Any Home Bakers Here?

Since we are bringing up regional.

Soda or Pop ? Say the P word down here and all these rednecks will spit tabaccer on your shoe! :D My aunt used to get mad ITS SODA NOT POP !!!!!

My neice was over once, she had a jack in the box, I was cranking it and kind of dum dumm ing along the tune. At the end I go SODA GOES THE WEASEL !!! It took her a minute to figure out what I done but my aunt smacked the hell out of me for it heh :p

Aaron
We have a lot of diversity so I hear both Soda, pop and some even say all sodas are coke!

Like what kind of coke do you want? Root beer?
 
Last edited:
Dh puts ketchup on just about any potato except mashed. We were at a restaurant and he ordered the home fries. He was surprised that he had to ask for ketchup; said every waitress in Pittsburgh put ketchup on the table when serving potatoes.

Quick poll: Anyone besides R2elk spell it "catsup"? Is it a regional thing? I almost never see it that way here in Michigan.
SW PA is definitely put ketchup on french fries. A small town cafe in Wyoming is the only place I had ever gotten french fries with gravy on them.

Catsup takes one less letter to spell than ketchup.

"When Did Catsup Become Ketchup?
Up until the late 1800s what we now know as ketchup was referred to as catsup. In fact, it was only in the 1880s that this name change happened, and it was all thanks to one of the biggest companies in the condiments industry, Heinz. Prior to the 1880s, everybody referred to 'ketchup' as 'catsup' as this is what this sauce was traditionally called. This might come as a surprise to some people because it is easy to assume that ketchup is a recent invention, but this tomato sauce has actually been around for centuries. In the 1880s, Heinz rebranded their 'catsup', giving it the name 'ketchup' instead in order to stand out from their competitors. And it is safe to say that the name stuck. Since then pretty much every condiments manufacturer has adopted the name ketchup, and the name 'catsup' has been forgotten as a thing of the past."

Apparently it's an old folks thing.
 
SW PA is definitely put ketchup on french fries. A small town cafe in Wyoming is the only place I had ever gotten french fries with gravy on them.

Catsup takes one less letter to spell than ketchup.

"When Did Catsup Become Ketchup?
Up until the late 1800s what we now know as ketchup was referred to as catsup. In fact, it was only in the 1880s that this name change happened, and it was all thanks to one of the biggest companies in the condiments industry, Heinz. Prior to the 1880s, everybody referred to 'ketchup' as 'catsup' as this is what this sauce was traditionally called. This might come as a surprise to some people because it is easy to assume that ketchup is a recent invention, but this tomato sauce has actually been around for centuries. In the 1880s, Heinz rebranded their 'catsup', giving it the name 'ketchup' instead in order to stand out from their competitors. And it is safe to say that the name stuck. Since then pretty much every condiments manufacturer has adopted the name ketchup, and the name 'catsup' has been forgotten as a thing of the past."

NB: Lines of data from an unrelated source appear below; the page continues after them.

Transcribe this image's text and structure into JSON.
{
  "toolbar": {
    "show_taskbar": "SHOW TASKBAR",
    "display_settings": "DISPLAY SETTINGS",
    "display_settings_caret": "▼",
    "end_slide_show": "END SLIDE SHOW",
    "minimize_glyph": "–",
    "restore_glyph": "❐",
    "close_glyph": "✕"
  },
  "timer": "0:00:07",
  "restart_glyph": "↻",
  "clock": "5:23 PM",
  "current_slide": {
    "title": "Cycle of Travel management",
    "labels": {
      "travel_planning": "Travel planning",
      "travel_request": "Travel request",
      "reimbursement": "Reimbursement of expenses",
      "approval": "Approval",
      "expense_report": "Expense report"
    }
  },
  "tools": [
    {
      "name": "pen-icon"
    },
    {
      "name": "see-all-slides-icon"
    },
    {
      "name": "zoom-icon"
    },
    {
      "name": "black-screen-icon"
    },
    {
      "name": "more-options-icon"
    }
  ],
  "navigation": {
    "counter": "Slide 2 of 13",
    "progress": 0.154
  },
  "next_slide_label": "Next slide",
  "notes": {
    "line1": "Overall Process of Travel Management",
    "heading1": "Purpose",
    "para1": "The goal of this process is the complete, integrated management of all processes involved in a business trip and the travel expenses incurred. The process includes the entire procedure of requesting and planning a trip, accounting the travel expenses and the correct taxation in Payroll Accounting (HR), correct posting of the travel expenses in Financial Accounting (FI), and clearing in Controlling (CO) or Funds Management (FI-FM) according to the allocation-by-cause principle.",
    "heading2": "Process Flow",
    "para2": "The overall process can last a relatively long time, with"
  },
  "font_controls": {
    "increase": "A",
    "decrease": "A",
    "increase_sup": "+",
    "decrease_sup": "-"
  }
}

Apparently it's an old folks thing.
I prefer Chilli Sauce.. (Heinz) Aria
 
I can't remember all the details, it was long ago, but there was a company that tried to market a better 'catsup' instead of the usual sugar, they used honey instead. Well the catsup industry, for lack of a better word, sued them and won, forcing them to take the word catsup out of it's name, because it did NOT have sugar in it, therefore was not catsup, or call it imitation catsup. Needless to say it didn't last long after that.

Aaron
 
Re: Gravy

My mom thought she had wrecked the gravy because she didn't know to keep cooking and stirring after adding the flour/water. A quick stir... didn't look like gravy, and she threw it out. She told me she probably threw out a few years' worth of potential gravy.

Dh puts ketchup on scrambled eggs.

Dh puts ketchup on just about any potato except mashed. We were at a restaurant and he ordered the home fries. He was surprised that he had to ask for ketchup; said every waitress in Pittsburgh put ketchup on the table when serving potatoes.

Quick poll: Anyone besides R2elk spell it "catsup"? Is it a regional thing? I almost never see it that way here in Michigan.

In West Virginia they used "catsup".